Metode-Metode
Penafsiran
Dalam ilmu penafsiran, ada metode-metode yang digunakan untuk menafsirkan teks. Hal ini dikarenakan setiap naskah dari Alkitab itu dituliskan dengan tujuan yang berbeda-beda dan menyimpan makna yang berbeda pula dari setiap penulis Alkitab.
1. Metode Alegoris
Metode
ini beranggapan bahwa dibalik arti yang jelas dan nyata dari kitab suci
terdapat arti yang sebenarnya. Dalam
membuat alegori, sebuah nas dengan arti harfiah yang jelas ditafsirkan dengan
memakai perbandingan pokok demi pokok, yang memunculkan suatu arti rohani
tersembunyi yang tidak jelas dalam bahasa nas tersebut.
Alegoris
: Suatu cerita yang didalamnya orang-orang, hal-hal dan kejadian-kejadian
mempunyai arti lain, seperti dalam fable, atau parable (perumpamaan); alegori
digunakan untuk mengajar atau menjelaskan: penyajian ide-ide dengan memakai
cerita-cerita tersebut; cerita atau gambar simbolis. (Webster)
Suatu
alegori adalah suatu metafora yang luas, sama seperti perumpamaan adalah tamsil
yang luas. Suatu metafora adalah suatu
kata kiasan yang di dalamnya suatu hal disamakan dengan yang lainnya. Di dalamnya suatu hal dibicarakan seakan-akan
hal itu adalah hal lainnya. Ini
merupakan suatu perbandingan tersirat yang di dalamnya satu kata atau frasa
yang biasanya dan yang terutama digunakan untuk hal lain (Mis. Tuhan, Bukit batuku – Mazm. 18:3; Lihat Anak
Domba Allah – Yoh.1:29).
Sebuah
tamsil adalah sebuah kata kiasan yang di dalamnya satu hal disamakan dengan hal
lainnya.
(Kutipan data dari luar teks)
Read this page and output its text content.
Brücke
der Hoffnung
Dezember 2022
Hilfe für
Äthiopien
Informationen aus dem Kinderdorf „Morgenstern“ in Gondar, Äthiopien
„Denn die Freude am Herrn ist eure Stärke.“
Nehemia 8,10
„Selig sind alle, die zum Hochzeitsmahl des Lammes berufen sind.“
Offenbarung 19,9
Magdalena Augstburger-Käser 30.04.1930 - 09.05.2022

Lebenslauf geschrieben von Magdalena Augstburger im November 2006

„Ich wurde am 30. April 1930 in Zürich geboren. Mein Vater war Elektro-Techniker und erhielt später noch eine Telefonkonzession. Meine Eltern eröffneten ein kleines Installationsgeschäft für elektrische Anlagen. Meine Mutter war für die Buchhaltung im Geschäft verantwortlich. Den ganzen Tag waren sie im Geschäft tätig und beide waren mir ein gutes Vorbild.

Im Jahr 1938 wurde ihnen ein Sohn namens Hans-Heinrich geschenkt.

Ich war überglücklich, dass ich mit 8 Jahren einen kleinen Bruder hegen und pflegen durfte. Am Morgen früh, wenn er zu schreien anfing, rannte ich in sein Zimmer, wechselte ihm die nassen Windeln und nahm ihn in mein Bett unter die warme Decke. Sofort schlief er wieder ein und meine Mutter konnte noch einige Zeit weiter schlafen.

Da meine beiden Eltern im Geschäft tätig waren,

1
Tetapi biasanya dengan memakai
kata-kata “seperti” dan “bagaikan.”
Tamsil adalah perbandingan yang dinyatakan yang di dalamnya diberikan
bukti bahwa sedang diadakan suatu perbandingan (Mis. Seperti bayi yang baru lahir – 1 Pet.2:2).
Dari
defenisi ini bisa ditarik satu perbedaan penting antara alegori dan
perumpamaan. Alegori berisi
penafsirannya sendiri secara lengkap di dalamnya, atau dalam konteksnya, karena
hal yang satu dinyatakan sebagai hal lainnya (Akulah pokok anggur – Yohanes
15:1), Perumpamaan bisa secara jelas menyatakan
perbandingannya (Hal kerajaan sorga itu seumpama biji sesawi – Mat.13:31), atau
tanpa perbandingannya sama sekali dan akan memerlukan penjelasan dari luar
perumpamaan tersebut untuk mengetahui apa yang diperbandingkan (Adalah seorang
penabur keluar untuk menabur – Mat.13:3).
2.
Metode Mistis
Metode
ini beranggapan bahwa dibalik kata dan pengertiannya yang biasa itu tersembunyi
aneka ragam arti. Jadi metode mistis
manganggap kitab suci bisa mempunyai sejumlah arti. Ketika sebuah nas ditulis oleh penulis
Alkitab, tujuan dari penulis Alkitab tersebut bukan hanya satu tetapi banyak
pengertian yang tersembunyi di dalamnya.
Sehingga metode mistis menafsirkan sendiri sesuai dengan aturan sendiri,
bukan didasarkan atas maksud dari penulis Alkitab tersebut.
3.
Metode
Pengabdian.
Metode
ini beranggapan bahwa Alkitab ditulis untuk pembinaan pribadi setiap orang yang
percaya dan bahwa pengertiannya yang tersembunyi untuk setiap pribadi hanya
bisa diungkapkan dengan cahaya sinar rohani batiniah yang besar. Metode ini memeriksa Alkitab untuk menemukan
arti yang dapat membangun kehidupan rohani.
Jadi, menafsirkan ayat-ayat Alkitab dengan metode pengabdian berarti
mencari dibalik arti harfiah yang jelas dari ayat-ayat itu pengertian rohani
yang dapat diterapkan dalam kehidupan orang percaya. (mis. Mat.10:9,10,19).